1.5億ドル以上の資金を受け取る企業は、事前予測を超えた収益がでた場合には政府に一部を返還する。自社株買いや配当金に使用するのも禁じる。女性労働者が働きやすいように保育サービスの整備も求める。
補助金の受給を見こして、既に多くの企業が米国で投資を始めている。半導体受託生産で世界最大手の台湾積体電路製造(TSMC)はアリゾナ州で高性能の「4ナノ(ナノは10億分の1)品」を生産する。同州の総投資額は400億ドルで、米国では過去最大級の海外投資になる。
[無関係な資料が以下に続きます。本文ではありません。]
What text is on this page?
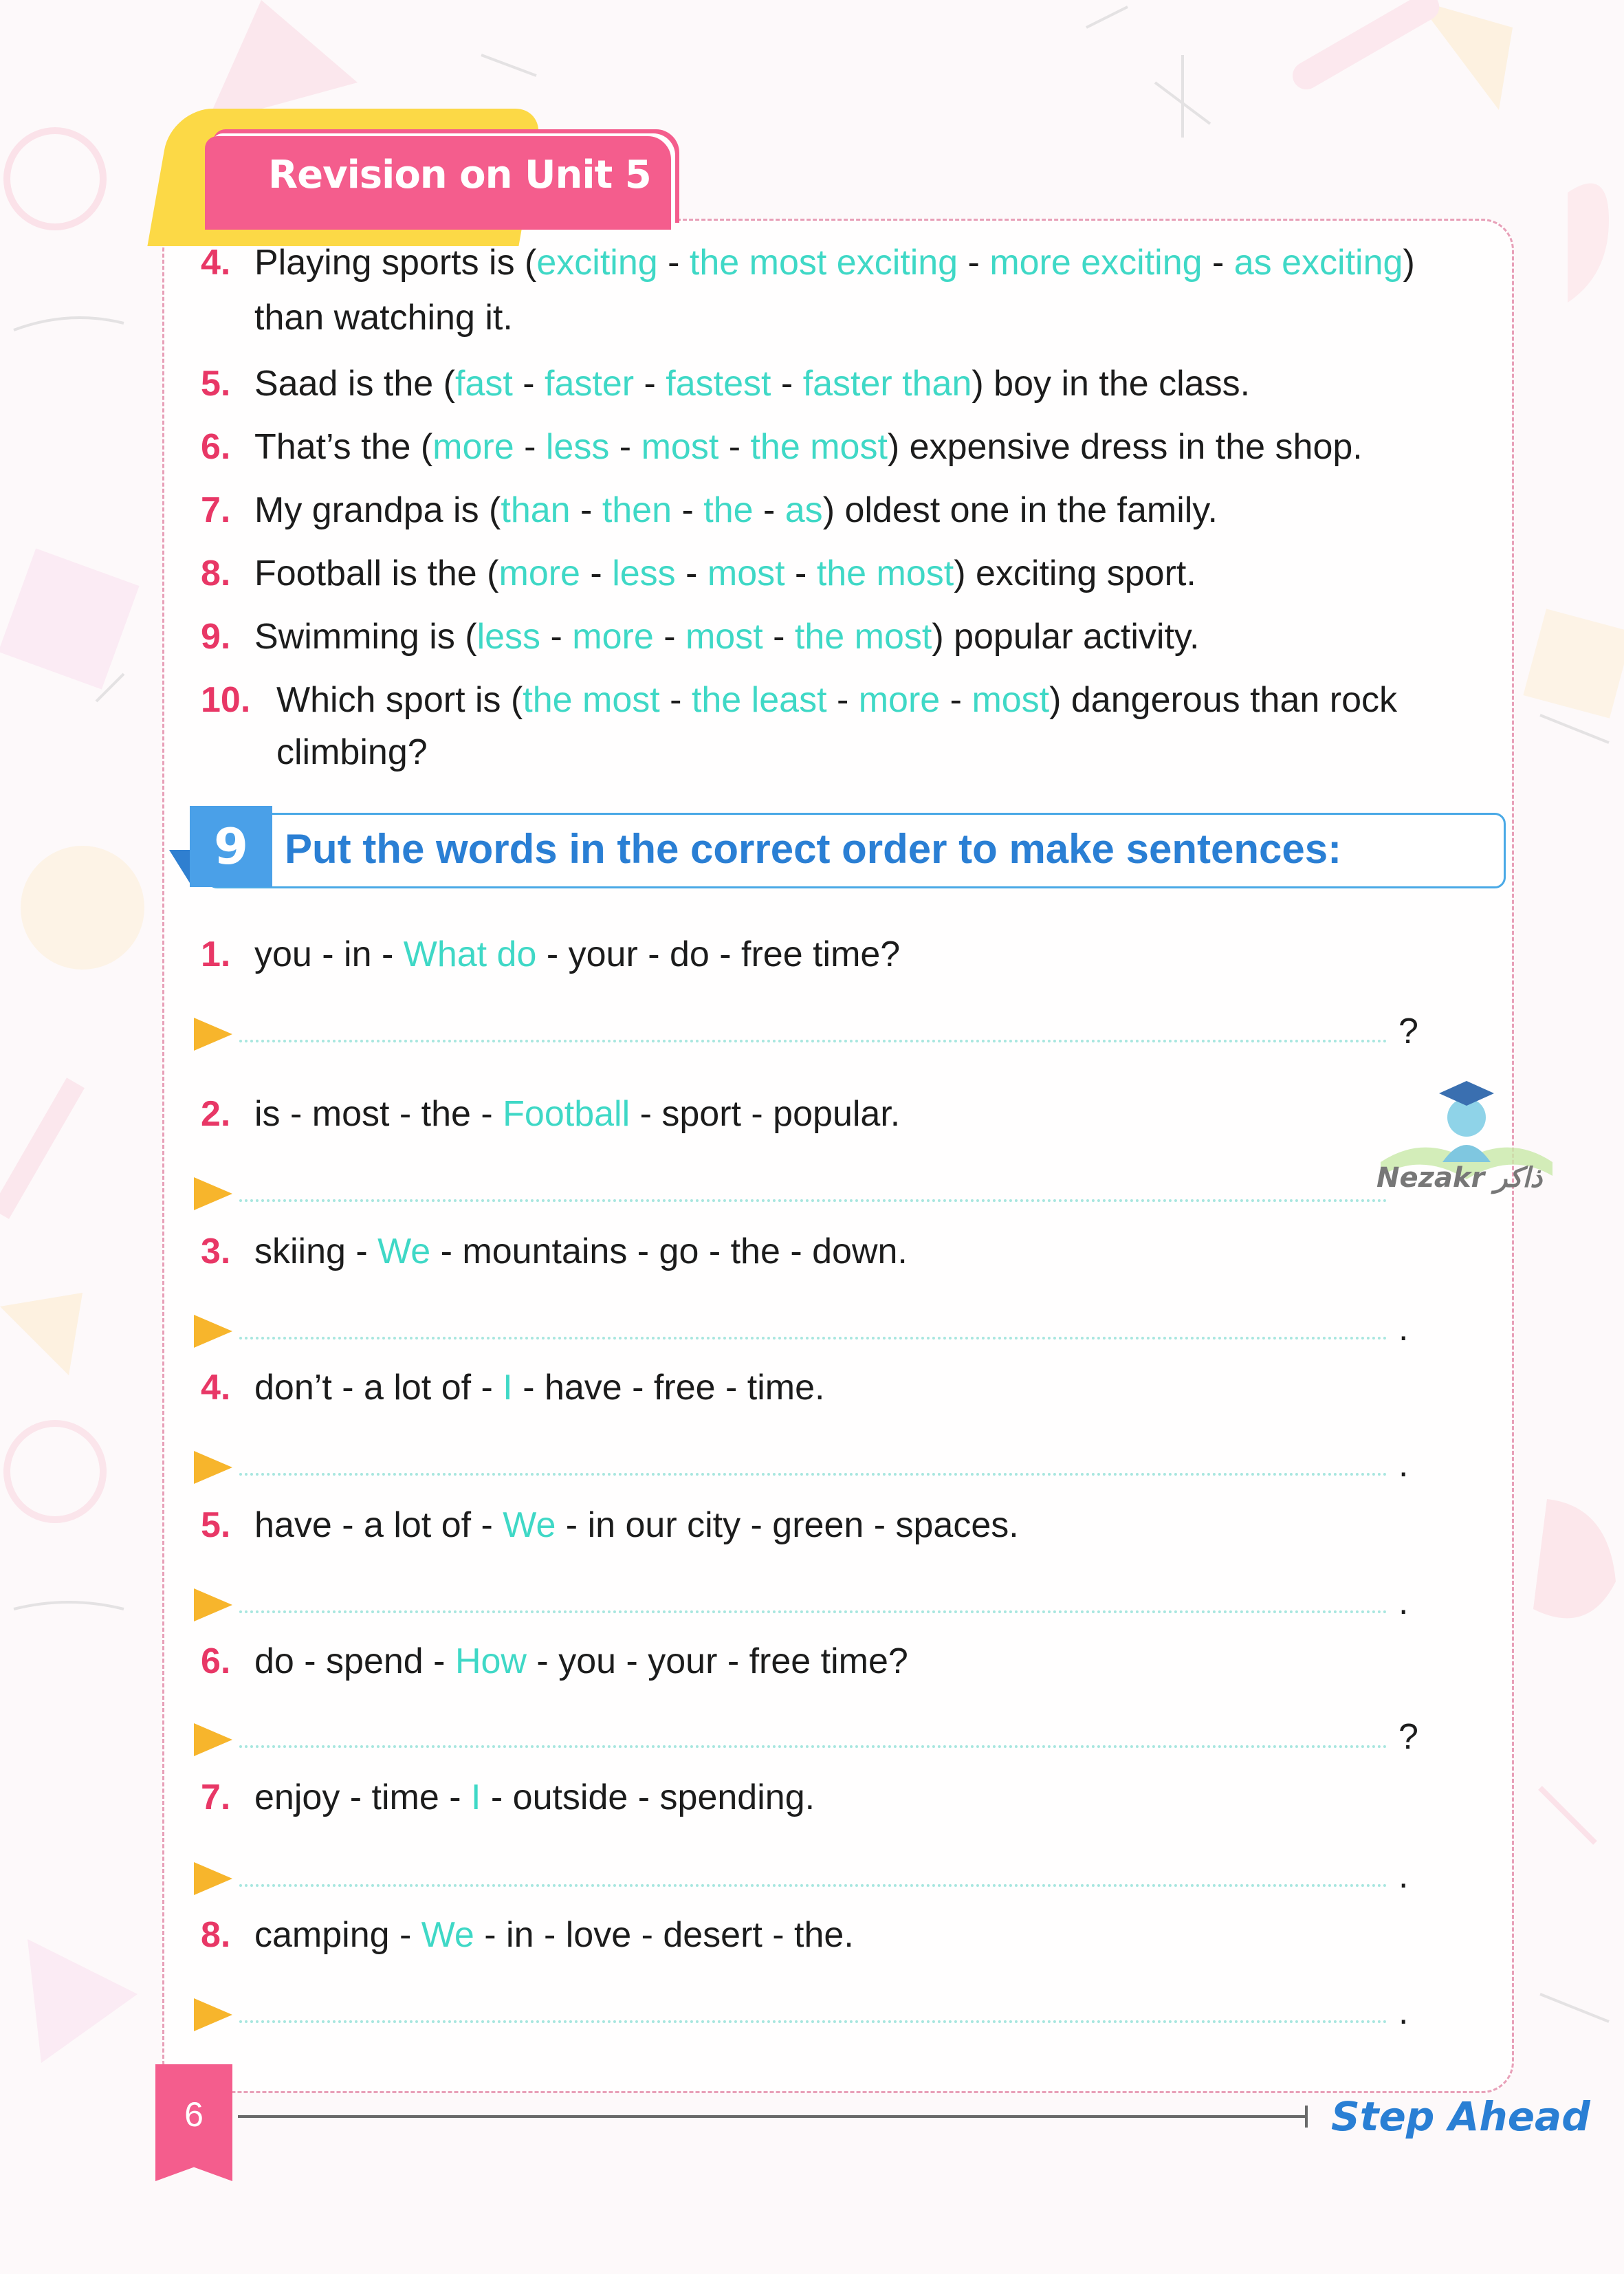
Revision on Unit 5
4. Playing sports is (exciting - the most exciting - more exciting - as exciting)
than watching it.
5. Saad is the (fast - faster - fastest - faster than) boy in the class.
6. That’s the (more - less - most - the most) expensive dress in the shop.
7. My grandpa is (than - then - the - as) oldest one in the family.
8. Football is the (more - less - most - the most) exciting sport.
9. Swimming is (less - more - most - the most) popular activity.
10. Which sport is (the most - the least - more - most) dangerous than rock
climbing?
9 Put the words in the correct order to make sentences:
1. you - in - What do - your - do - free time?
?
2. is - most - the - Football - sport - popular.
3. skiing - We - mountains - go - the - down.
.
4. don’t - a lot of - I - have - free - time.
.
5. have - a lot of - We - in our city - green - spaces.
.
6. do - spend - How - you - your - free time?
?
7. enjoy - time - I - outside - spending.
.
8. camping - We - in - love - desert - the.
.
Nezakr ذاكر
6	Step Ahead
米インテルや韓国サムスン電子も生産を拡大する。レモンド商務長官は日本企業にも活用を呼びかける。同氏は「我々の目標は、最先端のチップを生産できる全ての企業が米国内で大規模に生産をおこなう唯一の国にすることだ」と強調する。
巨額補助金は先端半導体の優位性で中国を上回るための戦略の一環だ。商務省によると、中国は過去2年間、ある特定チップの生産能力で世界の80%以上を占めたという。米国は1990年に世界のチップ生産の約4割を占めていたが、現在は1割に落ちた。輸出規制で中国への技術流出を抑え、補助金で米国への技術流入を進める。
米国の動きは補助金合戦を誘発している。欧州連合(EU)は1345億ユーロ(約20兆円)を拠出する計画だ。日本も累計2兆円規模の補助を打ち出し、国内投資を支援する。
もともと中国は25年に自給率を70%まで高める国家目標を掲げ、巨額の補助金を投入してきた経緯がある。米欧日も中国式に追随する形で、世界の半導体生産には保護主義の懸念が強まっている。TSMC創業者の張忠謀(モリス・チャン)氏は昨年末、アリゾナ州の工場建設を祝う式典で「地政学的な変化があった。自由貿易はほぼ死んだ」と言及した。